Lo embargaba la emoción cuando se dio cuenta estaban en el medio del canal, reparando en el color turquesa de las aguas donde su transparencia dejaba ver los peces que escapaban del ataque de los pingüinos .

Unas toninas se asomaban y sumergían a relativa distancia de la falúa, hasta que observó algo que no podía identificar si era tonina o delfín traía rumbo de colisión con el través del bote.

Un Torrero con ánimo gracioso decía..”dos zambullidas más y se mete en la falúa”..grande fue la sorpresa del muchacho cuando después de la última zambullida, observa que una gran mancha negra pasa por debajo del bote y aflora del otro lado prosiguiendo su navegación como si tal cosa.

”Casi…casi…” decían algunos .entre sonrisas

¡“No me asusten al pibe”!..decía el Jefe.

La vista de la Isla y del Faro era majestuosa, lentamente la falúa encaró la caleta de la Isla y ya con aguas mansas maniobraron hasta colocarla entre dos hierros que emergían del agua, coincidiendo la crujía del bote con una línea férrea de trocha angosta que se adentraba en el mar.

Como si existiera una orden implícita, los que estaban cubiertos con gorritos se descubrieron , el Jefe se quitó su gorra de Suboficial, miraron hacia la imagen de la virgen Stella Maris que estaba enclavada en una roca e hicieron la señal de la cruz .

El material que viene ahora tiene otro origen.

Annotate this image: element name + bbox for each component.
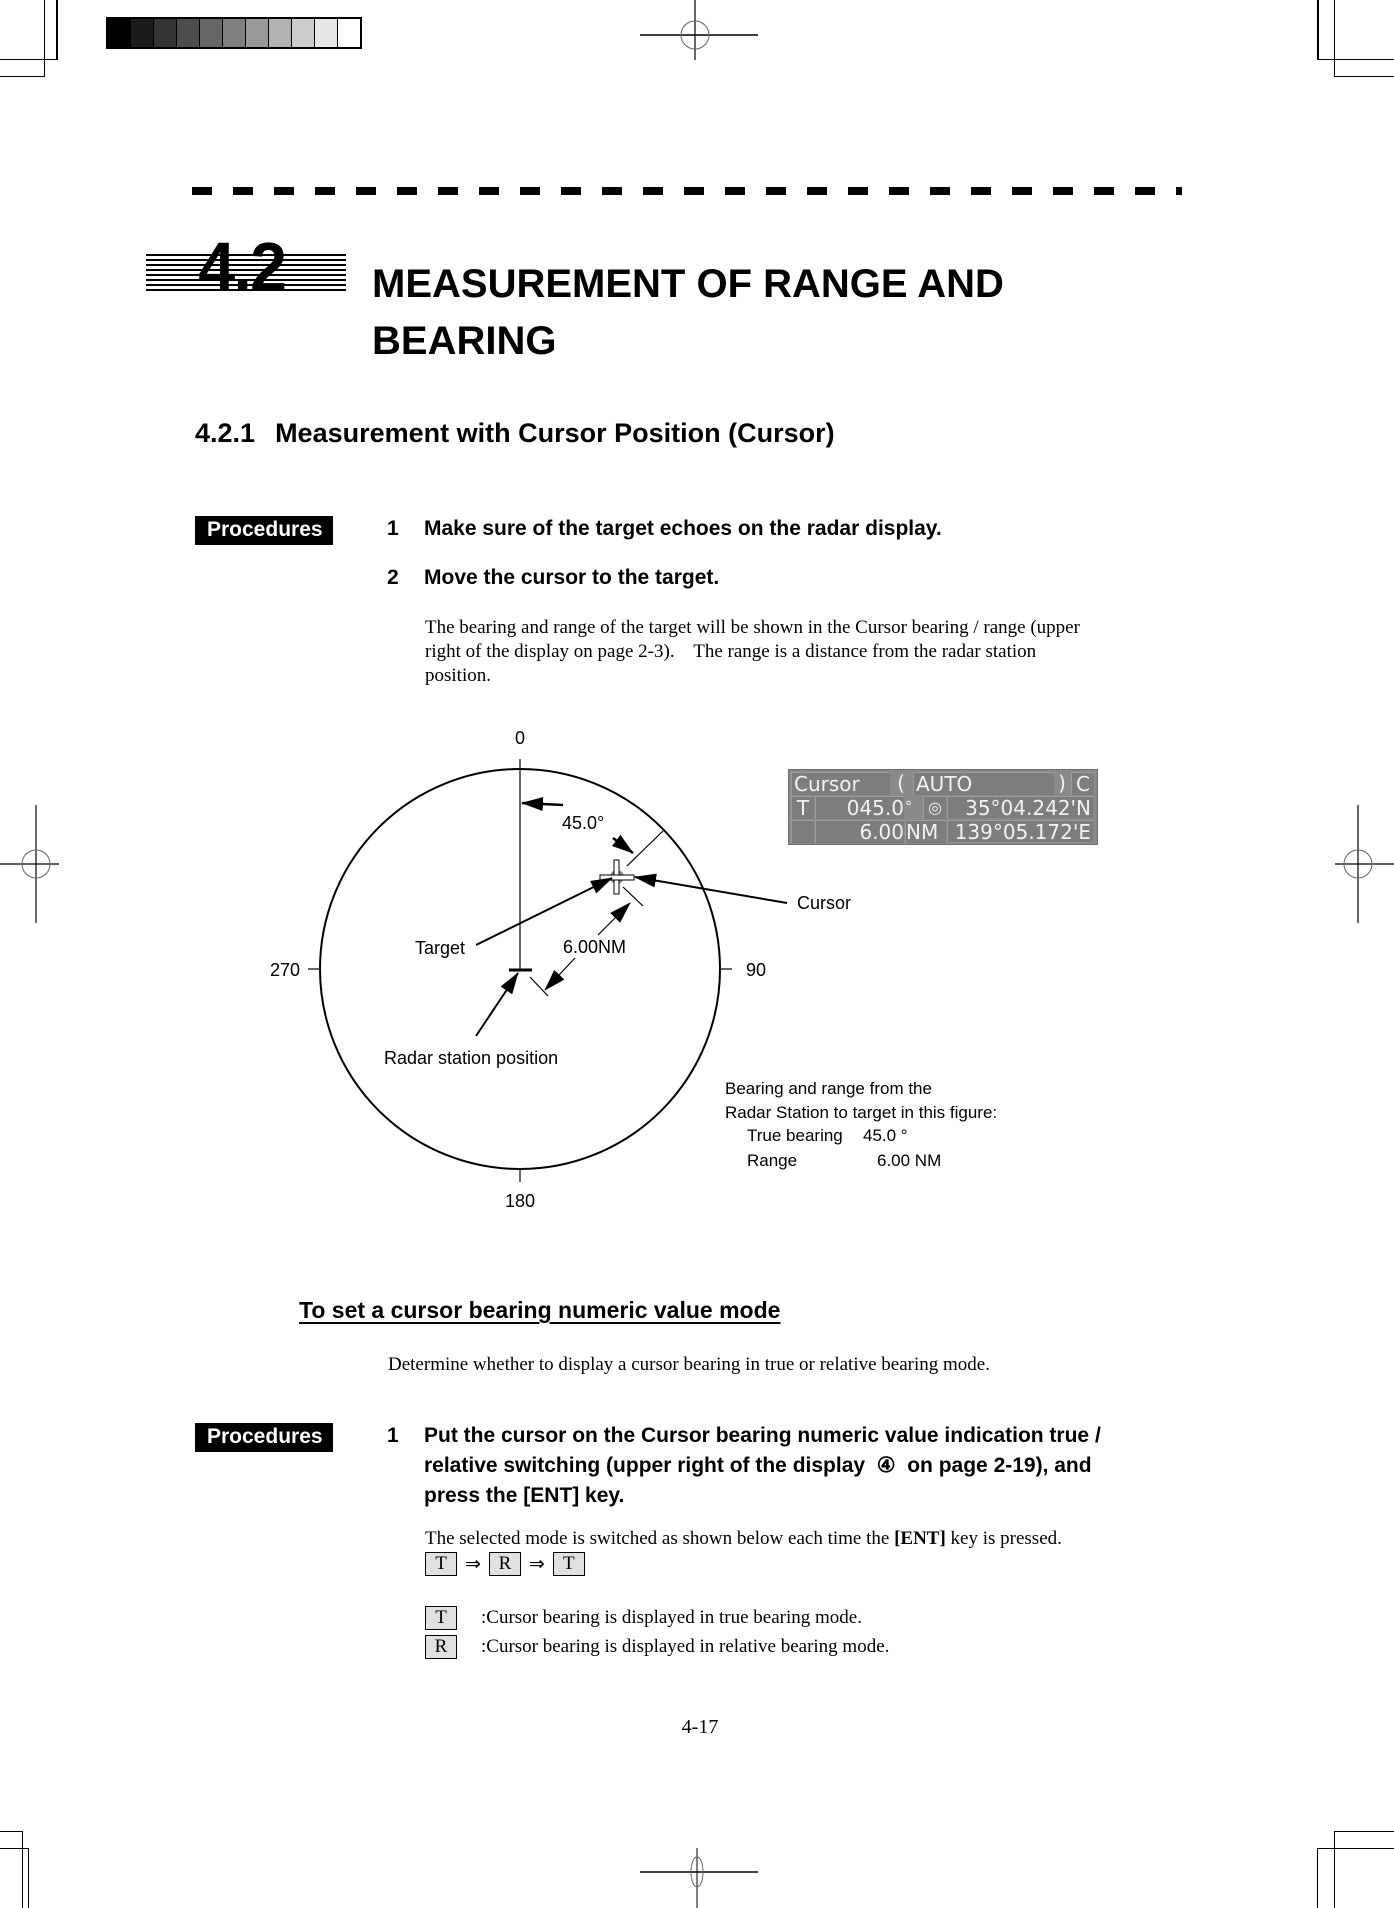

El muchacho se quito su gorra y los imitó. Ya se sentía un Torrero más.

Luego se enteró que ese ritual lo hacían siempre antes y después de cruzar para encomendarse de ida y para agradecer de regreso.

Allí los esperaba uno de los dos Torreros que habían quedado de guardia y un morrudo caballo de pelaje negro y abundante al que escuchó llamar Pampero.

Todos, menos el muchacho, saltaron del bote y mojándose nuevamente lo aseguraron a los hierros entre los cuales estaba. Luego los Torreros y el Jefe caminaron unos cincuenta metros entre la vía y comenzaron a girar, a mano, un cabrestante al que le colocaron unos palos que asemejaban los rayos de una rueda de carro pero que en definitiva harían más fácil la maniobra.

Un gran carretel envolvía el cable de acero que bajaba hasta el bote y tiraba de una zorra que estaba debajo.

A cada vuelta del cabrestante zorra y falúa se alejaban del agua adentrándose en la isla.

Ya con el bote seguro en tierra comenzó la tarea de descargarlo y transportar todo hasta la cima ..hasta el Faro de la Isla Leones…..

Pero esa es otra historia….tan cierta como ésta …y tan cierta como que el Jefe fue mi padre….y el muchacho era yo.